Votar é expor-se, é confessar eleitoralmente crenças e valores, mesmo que de forma secreta, na cabine de votação. Nessa hora, revela-se como nos situamos individualmente e de que forma enxergamos o outro. No contexto pandêmico, essa relação entre escolha eleitoral e comportamento social parece ainda mais evidente.

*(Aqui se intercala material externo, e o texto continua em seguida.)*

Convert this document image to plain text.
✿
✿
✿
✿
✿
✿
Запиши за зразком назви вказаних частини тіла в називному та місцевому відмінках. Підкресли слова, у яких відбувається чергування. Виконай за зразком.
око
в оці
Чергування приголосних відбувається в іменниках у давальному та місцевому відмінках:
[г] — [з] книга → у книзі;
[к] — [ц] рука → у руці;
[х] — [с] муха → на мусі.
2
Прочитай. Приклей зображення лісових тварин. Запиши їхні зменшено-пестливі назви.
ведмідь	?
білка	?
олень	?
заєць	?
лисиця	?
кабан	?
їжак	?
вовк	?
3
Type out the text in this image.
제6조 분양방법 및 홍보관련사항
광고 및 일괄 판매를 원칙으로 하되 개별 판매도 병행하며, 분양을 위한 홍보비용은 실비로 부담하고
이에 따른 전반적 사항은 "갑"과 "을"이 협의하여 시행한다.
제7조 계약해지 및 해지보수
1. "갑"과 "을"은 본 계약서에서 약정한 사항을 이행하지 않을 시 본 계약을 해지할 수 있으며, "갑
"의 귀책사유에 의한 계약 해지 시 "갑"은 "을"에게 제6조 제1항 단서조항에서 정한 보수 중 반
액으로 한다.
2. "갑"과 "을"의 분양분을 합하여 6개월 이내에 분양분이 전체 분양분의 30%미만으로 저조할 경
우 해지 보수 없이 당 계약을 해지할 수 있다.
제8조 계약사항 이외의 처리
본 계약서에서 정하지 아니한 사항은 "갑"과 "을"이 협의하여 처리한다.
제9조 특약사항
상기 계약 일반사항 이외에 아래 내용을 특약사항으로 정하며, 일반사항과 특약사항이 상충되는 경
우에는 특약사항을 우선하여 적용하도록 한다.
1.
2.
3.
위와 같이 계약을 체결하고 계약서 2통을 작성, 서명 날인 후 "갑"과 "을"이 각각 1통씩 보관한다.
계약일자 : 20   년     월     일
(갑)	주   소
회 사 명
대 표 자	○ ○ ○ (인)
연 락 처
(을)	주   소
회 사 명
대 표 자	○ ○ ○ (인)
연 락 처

Esse é o tema, por exemplo, do estudo Quantas Vidas Cabem em um Voto? . Nele, pesquisadores do Instituto de Estudos para Políticas da Saúde e da Fundação Getúlio Vargas identificam uma relação positiva entre apoio eleitoral ao presidente Jair Bolsonaro e a aceleração da mortalidade por Covid-19. Ao cruzar dados eleitorais, Índice de Isolamento Social (IIS) e número de óbitos, a investigação constatou que a mortalidade acelerou justamente em estados e municípios onde Bolsonaro foi mais votado em 2018 e onde se respeitou menos o distanciamento social.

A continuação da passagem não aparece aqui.